Bracket creep. 

It sounds vaguely like an unpleasant medical problem no one talks about, but as an issue that disproportionately affects New Zealanders on lower incomes, it deserves higher public awareness. 

With tax and the forthcoming Budget in the spotlight right now, this is our opportunity to address a significant problem on the horizon. 

The growing disparity between New Zealanders’ assets and average incomes is concerning in a fair society, with the median house price rising more than a fifth in the year to February 2021. 

This is creating a situation where many are getting steadily richer (on paper) as house prices rise, while others are left behind with little hope of catching up. 

Measures aimed at slowing our runaway property market have captured headlines, such as the abolition of tax deductibility for residential rental properties and the extension to the brightline test, but it is unlikely these will have a significant long-term effect. 

The best opportunity to increase fairness in the tax system and support those at the bottom of the ladder is to shift our tax brackets. 

The guiding philosophy in New Zealand’s tax system for many years has been “broad base/low rate” but, while the base is being broadened, the effective tax rate for earners has gone up.  

Living wage

Since 2010, when the last major tax bracket overhaul occurred, wages have been steadily rising. The median weekly income a decade ago was $778. By June 2020, it was $1,060. 

What that means is that more New Zealanders on relatively low incomes have crept into what used to be high brackets, with the 30% rate starting at income over $48,000 a year. The average wage earner pays as much on their top slice of income as someone on $70,000. 

Based on Inland Revenue’s latest figures, there were 211,590 New Zealanders earning between $43,001 and $48,000 during 2019, who are likely to see their earnings creep into the next tax bracket in the next few years. Of those people, nearly 50,000 were earning more than $47,000. 

On the current average wage increase of 3.6%, they’ll hit the threshold within a year. 

While Working for Families tax credits can selectively patch over the tax rate problem, changing the picture significantly for those with children, the problem is broader than that.

Consider that someone working full-time on the minimum wage now earns $42,000. 

It’s concerning that those who are earning a “living wage” are close to paying 30% tax on their top slice of earnings. 

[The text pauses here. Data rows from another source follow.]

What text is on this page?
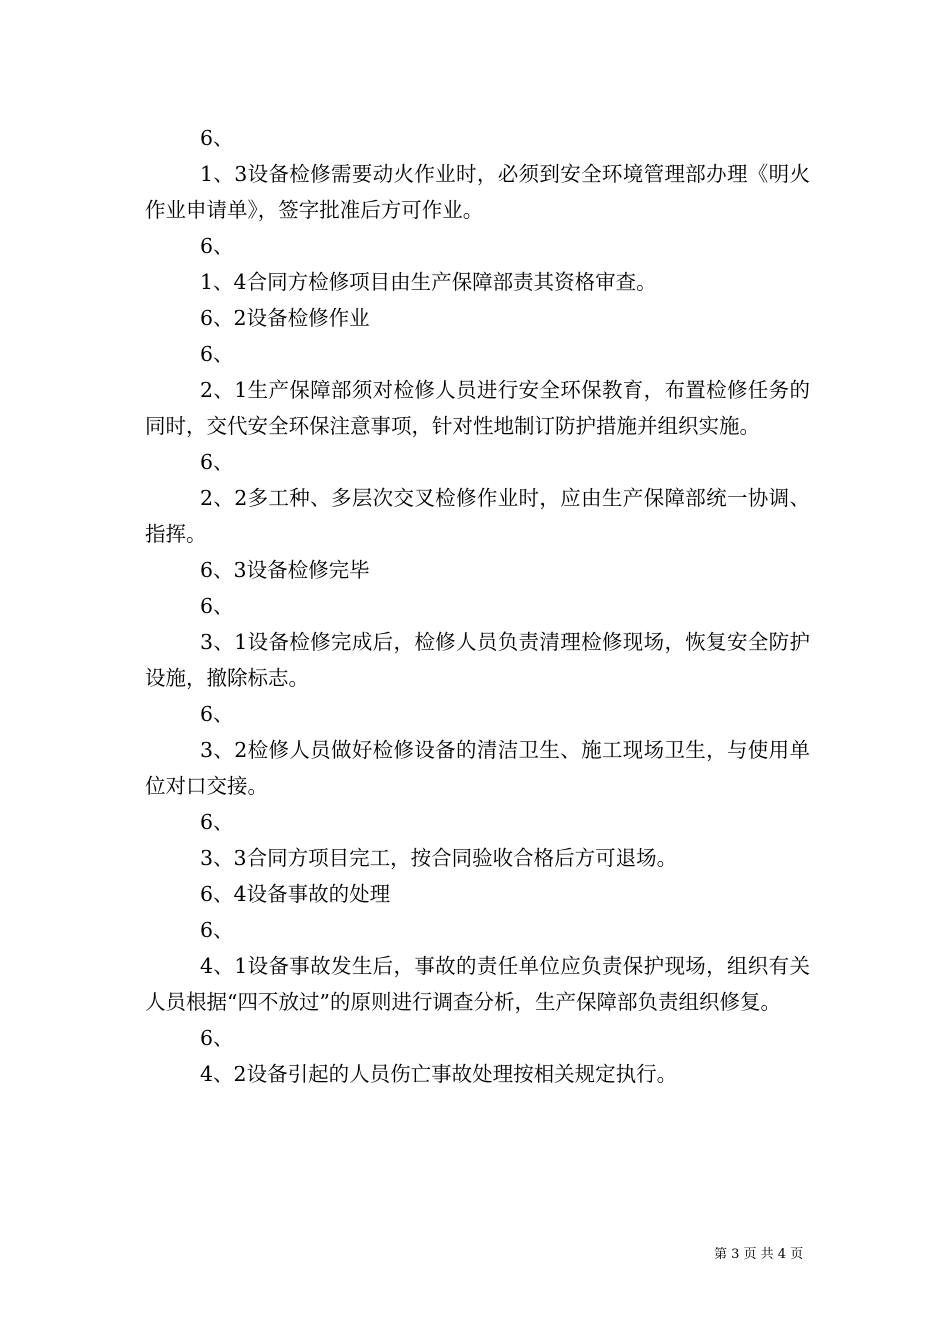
6、

1、3设备检修需要动火作业时，必须到安全环境管理部办理《明火作业申请单》，签字批准后方可作业。

6、

1、4合同方检修项目由生产保障部责其资格审查。

6、2设备检修作业

6、

2、1生产保障部须对检修人员进行安全环保教育，布置检修任务的同时，交代安全环保注意事项，针对性地制订防护措施并组织实施。

6、

2、2多工种、多层次交叉检修作业时，应由生产保障部统一协调、指挥。

6、3设备检修完毕

6、

3、1设备检修完成后，检修人员负责清理检修现场，恢复安全防护设施，撤除标志。

6、

3、2检修人员做好检修设备的清洁卫生、施工现场卫生，与使用单位对口交接。

6、

3、3合同方项目完工，按合同验收合格后方可退场。

6、4设备事故的处理

6、

4、1设备事故发生后，事故的责任单位应负责保护现场，组织有关人员根据“四不放过”的原则进行调查分析，生产保障部负责组织修复。

6、

4、2设备引起的人员伤亡事故处理按相关规定执行。

第 3 页 共 4 页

While a new 39% threshold was introduced this year, it only affects those earning more than $180,000 – or 2% of earners – having no effect on taxes at the lower end of the spectrum.

Bottom tier earners

We know that poverty and inequality are issues the government is particularly keen to solve, and the most effective way to put more money back in the pockets of lower-income earners is to tackle bracket creep. It’s great to see National MP Simon Bridges raising this as an important issue.  

We should introduce annual changes to the tax brackets based on inflation and go further and introduce a 0% tax band for the bottom tier of earners, as many other countries do.

We celebrate Tax Freedom Day this May 11, the day Baker Tilly Staples Rodway calculates New Zealanders have paid their full tax obligations to the government and can earn every dollar for themselves for the rest of the year. 

That’s two days earlier than it would have fallen in 2020, and just two days later than in 2019. 

After a year of staggering upheaval and uncertainty, that’s something to be proud of, showing the resilience of the underlying economy and the effectiveness of the wage subsidy in avoiding a jobs apocalypse. 

However, businesses are facing a raft of new regulatory measures which will only add to their costs, reduce their willingness to take business risks to grow the economy, and reduce their profitability – and therefore, also reduce the taxes they pay. 

At the same time, the covid-19 economic support to New Zealanders has been provided by borrowed money, which must be paid back over time. 

This is the time to ensure that burden doesn’t fall too heavily on those earning just above minimum wage and make our tax settings fairer for everyone.